The workshop session also came on the heels of a request for information released on Sam.gov on Dec. 2, focused on gaining industry feedback on the emerging data architecture for NGC2. The Army securely shared the draft architecture on Sam.gov to foster transparency and invite industry ideas that will augment the current NGC2 prototype experimentation and designs underway with vendor teams supporting the 4th Infantry Division and 25th Infantry Division.

“The Army’s approach with Next Generation C2 has always been commercially driven, with industry as foundational partners,” said Joe Welch, portfolio acquisition executive for C2/Counter C2, and Executive Director, T2COM. “That means all of industry — not just our current team leads, but a large range of companies that can contribute to a thriving ecosystem. This RFI is another step in our commitment to sharing technical details and applying industry feedback as we move forward with NGC2.”

One challenge the Army and industry are jointly facing with AI implementation at the edge is that models are only as good as the data they can ingest and interpret. But available data, as well as computing and network resources required to process it, will vary widely depending on the tactical environment.

“For AI at the strategic level, that’s almost entirely unconstrained by store and compute,” Anderson said. “Down at the foxhole, it’s an entirely different story.”

Because of that complexity, the Army is designing the NGC2 ecosystem to rapidly onboard new AI models, building on a common foundation but able to address new missions and environments.

“We’re looking to really provide an ecosystem so that model developers and Soldiers have the capability to fine-tune models at the edge,” Welch said. “When we say that the Army has specific model gaps that we need addressed, it will be a pipeline to very rapidly move that through.”

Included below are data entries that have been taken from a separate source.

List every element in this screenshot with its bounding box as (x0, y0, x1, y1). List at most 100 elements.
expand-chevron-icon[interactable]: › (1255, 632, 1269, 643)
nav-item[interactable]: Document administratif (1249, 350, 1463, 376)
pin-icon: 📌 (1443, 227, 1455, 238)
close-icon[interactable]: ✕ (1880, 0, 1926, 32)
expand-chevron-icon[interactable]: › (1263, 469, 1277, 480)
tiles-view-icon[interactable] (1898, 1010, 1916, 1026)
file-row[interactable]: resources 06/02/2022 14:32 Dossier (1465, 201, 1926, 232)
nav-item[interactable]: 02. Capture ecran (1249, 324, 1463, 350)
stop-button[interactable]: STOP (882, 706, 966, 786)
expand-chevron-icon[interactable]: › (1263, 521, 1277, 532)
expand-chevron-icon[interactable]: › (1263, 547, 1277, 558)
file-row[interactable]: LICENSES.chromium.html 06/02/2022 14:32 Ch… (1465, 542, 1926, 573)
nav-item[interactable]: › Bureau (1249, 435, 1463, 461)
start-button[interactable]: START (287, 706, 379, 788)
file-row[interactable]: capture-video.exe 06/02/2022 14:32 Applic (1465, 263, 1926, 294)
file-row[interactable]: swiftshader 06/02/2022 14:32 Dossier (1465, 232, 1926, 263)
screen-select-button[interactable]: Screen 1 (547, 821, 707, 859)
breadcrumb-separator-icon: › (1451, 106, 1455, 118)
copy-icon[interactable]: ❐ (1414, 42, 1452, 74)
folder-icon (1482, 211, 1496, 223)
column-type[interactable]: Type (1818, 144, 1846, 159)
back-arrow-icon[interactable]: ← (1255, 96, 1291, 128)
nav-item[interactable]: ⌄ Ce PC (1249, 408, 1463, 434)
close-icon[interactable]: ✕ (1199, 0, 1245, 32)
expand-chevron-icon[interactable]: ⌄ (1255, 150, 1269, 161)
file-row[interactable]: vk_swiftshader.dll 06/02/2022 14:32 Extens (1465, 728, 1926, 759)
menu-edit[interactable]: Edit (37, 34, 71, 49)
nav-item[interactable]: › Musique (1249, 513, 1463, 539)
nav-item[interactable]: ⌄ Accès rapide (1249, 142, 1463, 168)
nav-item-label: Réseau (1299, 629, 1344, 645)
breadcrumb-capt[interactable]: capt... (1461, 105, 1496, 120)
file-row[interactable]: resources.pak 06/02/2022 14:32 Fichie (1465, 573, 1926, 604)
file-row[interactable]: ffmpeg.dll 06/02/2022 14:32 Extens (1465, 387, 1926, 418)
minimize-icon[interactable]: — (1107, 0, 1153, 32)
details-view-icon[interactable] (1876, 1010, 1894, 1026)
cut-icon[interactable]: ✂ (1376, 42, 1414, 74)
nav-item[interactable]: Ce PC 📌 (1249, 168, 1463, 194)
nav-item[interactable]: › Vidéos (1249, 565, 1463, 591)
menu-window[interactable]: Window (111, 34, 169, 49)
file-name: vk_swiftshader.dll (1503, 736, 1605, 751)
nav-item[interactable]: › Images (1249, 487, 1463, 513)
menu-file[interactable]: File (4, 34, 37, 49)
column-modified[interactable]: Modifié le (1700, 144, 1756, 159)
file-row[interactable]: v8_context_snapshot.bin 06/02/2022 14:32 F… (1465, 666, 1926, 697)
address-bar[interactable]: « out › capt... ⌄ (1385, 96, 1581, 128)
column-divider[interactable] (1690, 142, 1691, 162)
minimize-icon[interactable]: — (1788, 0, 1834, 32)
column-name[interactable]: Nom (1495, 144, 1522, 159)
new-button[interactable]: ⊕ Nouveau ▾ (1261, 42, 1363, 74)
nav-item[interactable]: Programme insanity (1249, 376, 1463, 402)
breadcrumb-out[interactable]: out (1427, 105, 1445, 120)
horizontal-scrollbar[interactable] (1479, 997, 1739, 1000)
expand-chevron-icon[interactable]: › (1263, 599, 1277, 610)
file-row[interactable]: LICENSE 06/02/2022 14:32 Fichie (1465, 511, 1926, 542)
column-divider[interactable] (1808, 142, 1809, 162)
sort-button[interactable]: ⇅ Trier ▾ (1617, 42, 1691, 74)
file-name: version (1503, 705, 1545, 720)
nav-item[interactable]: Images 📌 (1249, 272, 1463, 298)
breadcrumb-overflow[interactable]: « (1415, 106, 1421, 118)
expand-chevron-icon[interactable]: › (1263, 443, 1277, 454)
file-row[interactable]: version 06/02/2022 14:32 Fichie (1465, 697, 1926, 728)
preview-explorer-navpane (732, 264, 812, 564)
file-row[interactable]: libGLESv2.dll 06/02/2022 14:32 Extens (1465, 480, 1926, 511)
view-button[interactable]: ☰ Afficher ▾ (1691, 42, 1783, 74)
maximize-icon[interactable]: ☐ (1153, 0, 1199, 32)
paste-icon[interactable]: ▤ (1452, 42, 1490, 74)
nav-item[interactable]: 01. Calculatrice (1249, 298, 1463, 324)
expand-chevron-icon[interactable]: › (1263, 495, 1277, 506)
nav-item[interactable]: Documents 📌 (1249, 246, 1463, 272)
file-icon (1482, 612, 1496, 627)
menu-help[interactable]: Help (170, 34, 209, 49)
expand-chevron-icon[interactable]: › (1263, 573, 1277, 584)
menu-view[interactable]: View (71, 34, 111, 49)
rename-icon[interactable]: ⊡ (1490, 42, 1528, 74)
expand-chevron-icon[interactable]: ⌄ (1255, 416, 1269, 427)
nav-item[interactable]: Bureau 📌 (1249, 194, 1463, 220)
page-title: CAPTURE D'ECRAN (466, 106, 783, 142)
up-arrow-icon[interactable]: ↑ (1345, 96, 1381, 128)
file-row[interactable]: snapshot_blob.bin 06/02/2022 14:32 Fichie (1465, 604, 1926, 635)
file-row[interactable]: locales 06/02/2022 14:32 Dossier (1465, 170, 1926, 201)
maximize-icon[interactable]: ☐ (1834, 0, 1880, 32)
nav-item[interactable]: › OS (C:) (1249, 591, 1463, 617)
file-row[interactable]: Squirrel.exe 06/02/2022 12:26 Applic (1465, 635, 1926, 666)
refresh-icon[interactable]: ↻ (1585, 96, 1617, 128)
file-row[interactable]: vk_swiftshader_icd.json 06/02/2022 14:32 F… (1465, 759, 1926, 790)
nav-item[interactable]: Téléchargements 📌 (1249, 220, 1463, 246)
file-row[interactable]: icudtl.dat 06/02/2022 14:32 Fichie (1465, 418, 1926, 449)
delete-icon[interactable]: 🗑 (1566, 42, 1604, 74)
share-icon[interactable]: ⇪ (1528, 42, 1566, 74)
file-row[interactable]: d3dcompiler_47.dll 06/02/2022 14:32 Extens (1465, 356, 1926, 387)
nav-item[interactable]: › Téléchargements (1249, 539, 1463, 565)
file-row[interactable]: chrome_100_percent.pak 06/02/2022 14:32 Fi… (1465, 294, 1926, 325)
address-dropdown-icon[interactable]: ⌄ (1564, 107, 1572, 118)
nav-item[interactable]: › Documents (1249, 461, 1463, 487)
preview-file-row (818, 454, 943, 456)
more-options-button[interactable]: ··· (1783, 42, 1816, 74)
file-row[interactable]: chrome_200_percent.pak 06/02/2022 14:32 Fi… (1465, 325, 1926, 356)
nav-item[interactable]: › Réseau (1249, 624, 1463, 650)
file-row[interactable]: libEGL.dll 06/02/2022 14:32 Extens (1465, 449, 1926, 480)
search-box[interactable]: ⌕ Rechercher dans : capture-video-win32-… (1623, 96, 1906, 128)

Another element of the Army’s roadmap is determining what algorithmic warfare capability is required by echelon, from Corps to company and below, informed by the data each unit needs to make decisions, Kaloostian said. The NGC2 prototyping underway with the 4th ID’s Ivy Sting and 25th ID’s Lightning Surge events is providing significant insight into those requirements, as well as the tactics, techniques and procedures for employing different AI applications, he said.

Even as technology and concepts rapidly evolve, the Army will maintain its ethical standards in using AI to support C2 decisions made by humans, leaders said. For example, during the 4ID Ivy Sting series at Fort Carson, Colorado, the division has trained AI models to review sensor data and rapidly recognize, process, and nominate targets. The commander reviews that information and decides whether to order a fire mission. At the staff level, AI can also reduce the time Soldiers spend sifting through and organizing data from a constantly expanding range of data sources and digital systems.

“A lot of what we’re looking to provide here is a reduction in the cognitive burden that comes with the use of a lot of digital tools,” Welch said. “Not just AI target recognition, but generalized AI capabilities are going to help lower that cognitive burden so that our Soldiers can focus on their core tasks to complete the mission.”